É inventivo, divertido. Pop não deveria ser assim, afinal? No ocidente ainda nos prendemos a uma noção de cópia descarada quando se fala de pop, e as experiências que buscam escapar disso são basicamente a reprodução eterna de uma única fórmula que um dia deu certo – sim, estou falando do hyperpop (tag do Spotify elevada a gênero), que se notabilizou em mesclar sons similares aos de um HD fritando com chops vocais autotunados em loop, e ficou nisso.
Mas esse não é um texto para criticar o Bra*- (digo, o hyperpop), e sim para celebrar a invenção coreana. O pop eles aprenderam a fazer. Muito melhor. Em outros gêneros também estão avançando.

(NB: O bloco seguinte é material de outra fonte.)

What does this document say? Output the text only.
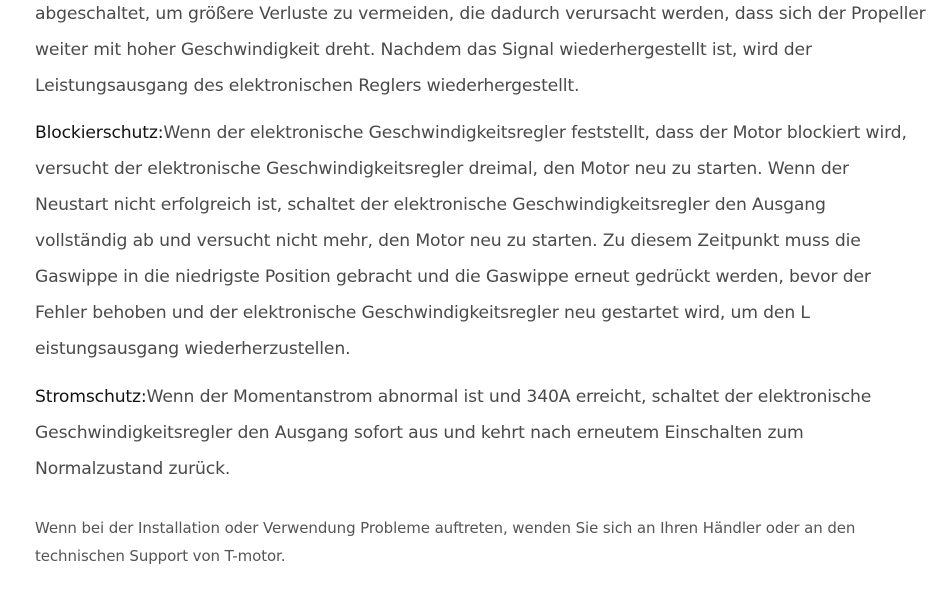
abgeschaltet, um größere Verluste zu vermeiden, die dadurch verursacht werden, dass sich der Propeller
weiter mit hoher Geschwindigkeit dreht. Nachdem das Signal wiederhergestellt ist, wird der
Leistungsausgang des elektronischen Reglers wiederhergestellt.

Blockierschutz:Wenn der elektronische Geschwindigkeitsregler feststellt, dass der Motor blockiert wird,
versucht der elektronische Geschwindigkeitsregler dreimal, den Motor neu zu starten. Wenn der
Neustart nicht erfolgreich ist, schaltet der elektronische Geschwindigkeitsregler den Ausgang
vollständig ab und versucht nicht mehr, den Motor neu zu starten. Zu diesem Zeitpunkt muss die
Gaswippe in die niedrigste Position gebracht und die Gaswippe erneut gedrückt werden, bevor der
Fehler behoben und der elektronische Geschwindigkeitsregler neu gestartet wird, um den L
eistungsausgang wiederherzustellen.

Stromschutz:Wenn der Momentanstrom abnormal ist und 340A erreicht, schaltet der elektronische
Geschwindigkeitsregler den Ausgang sofort aus und kehrt nach erneutem Einschalten zum
Normalzustand zurück.

Wenn bei der Installation oder Verwendung Probleme auftreten, wenden Sie sich an Ihren Händler oder an den
technischen Support von T-motor.
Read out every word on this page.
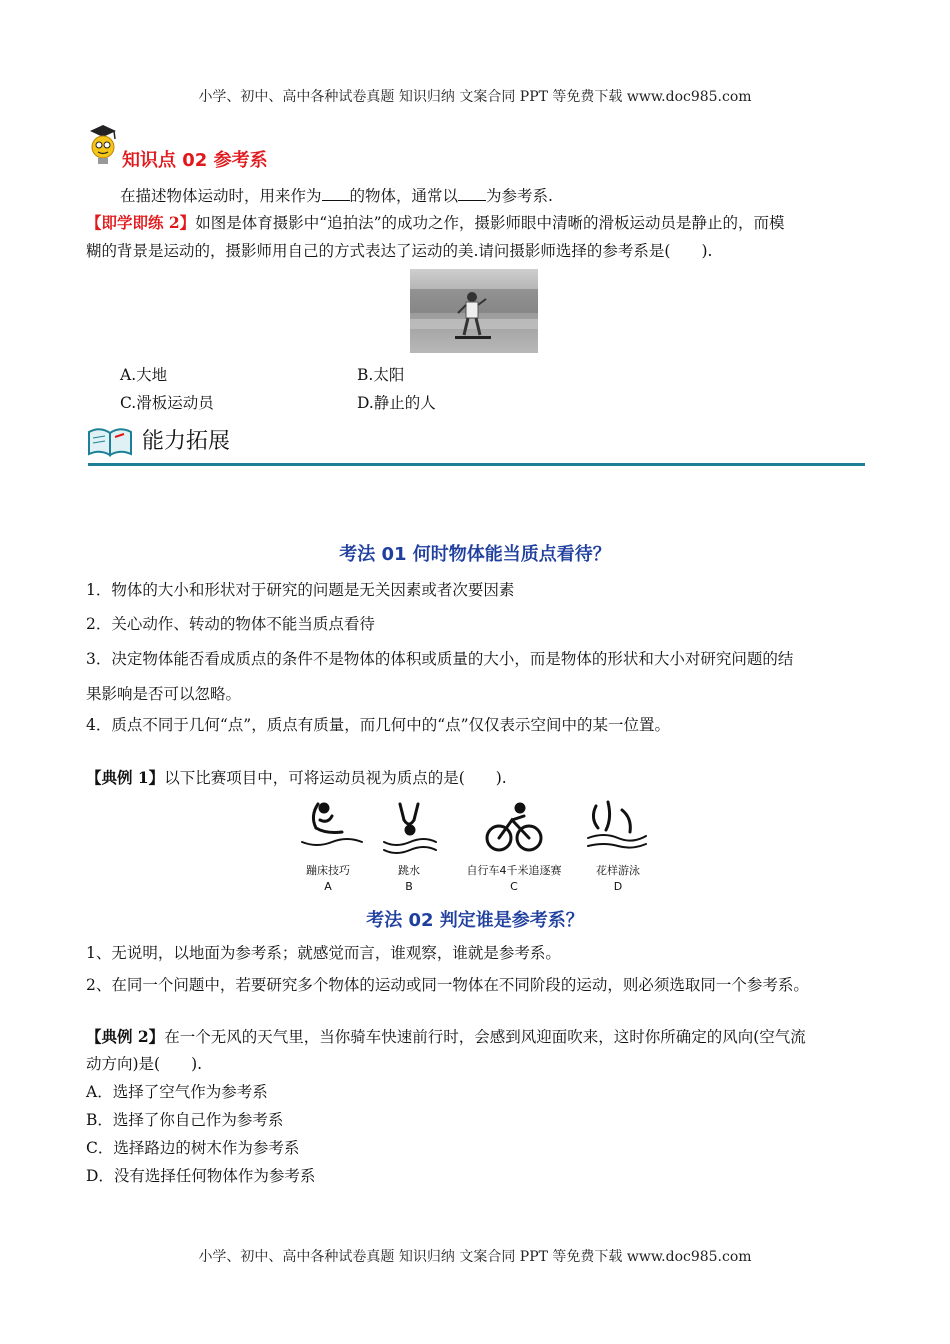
小学、初中、高中各种试卷真题 知识归纳 文案合同 PPT 等免费下载 www.doc985.com
知识点 02 参考系
在描述物体运动时，用来作为 的物体，通常以 为参考系.
【即学即练 2】如图是体育摄影中“追拍法”的成功之作，摄影师眼中清晰的滑板运动员是静止的，而模
糊的背景是运动的，摄影师用自己的方式表达了运动的美.请问摄影师选择的参考系是(　　).
A.大地	B.太阳
C.滑板运动员	D.静止的人
能力拓展
考法 01 何时物体能当质点看待？
1．物体的大小和形状对于研究的问题是无关因素或者次要因素
2．关心动作、转动的物体不能当质点看待
3．决定物体能否看成质点的条件不是物体的体积或质量的大小，而是物体的形状和大小对研究问题的结
果影响是否可以忽略。
4．质点不同于几何“点”，质点有质量，而几何中的“点”仅仅表示空间中的某一位置。
【典例 1】以下比赛项目中，可将运动员视为质点的是(　　).
蹦床技巧
A
跳水
B
自行车4千米追逐赛
C
花样游泳
D
考法 02 判定谁是参考系？
1、无说明，以地面为参考系；就感觉而言，谁观察，谁就是参考系。
2、在同一个问题中，若要研究多个物体的运动或同一物体在不同阶段的运动，则必须选取同一个参考系。
【典例 2】在一个无风的天气里，当你骑车快速前行时，会感到风迎面吹来，这时你所确定的风向(空气流
动方向)是(　　).
A．选择了空气作为参考系
B．选择了你自己作为参考系
C．选择路边的树木作为参考系
D．没有选择任何物体作为参考系
小学、初中、高中各种试卷真题 知识归纳 文案合同 PPT 等免费下载 www.doc985.com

Eu gosto, e muito, quando as coisas avançam.
*Andei pegando pesado com o disco porque o hype realmente não se justifica, mas não é um disco ruim, e tem coisas bem marcantes ali sim. Falarei mais sobre em breve.
Ouça How Sweet/Bubble Gum aqui
Por Márcio Viana
PRA NÃO DIZER QUE NÃO FALEI DA CHINA
Já que estamos no Oriente, vamos agora desembarcar em Seattle, nos EUA, que é de lá que vem esse duo de C-Pop, o Chinese American Bear, formado pelo casal Anne Tong e Bryce Barsten.
A dupla acaba de lançar Feelin’ Fuzzy, single fofinho como o nome denota, combinando caracteristicas do pop chinês e estadunidense, com uma dose de psicodelia pra ninguém botar defeito.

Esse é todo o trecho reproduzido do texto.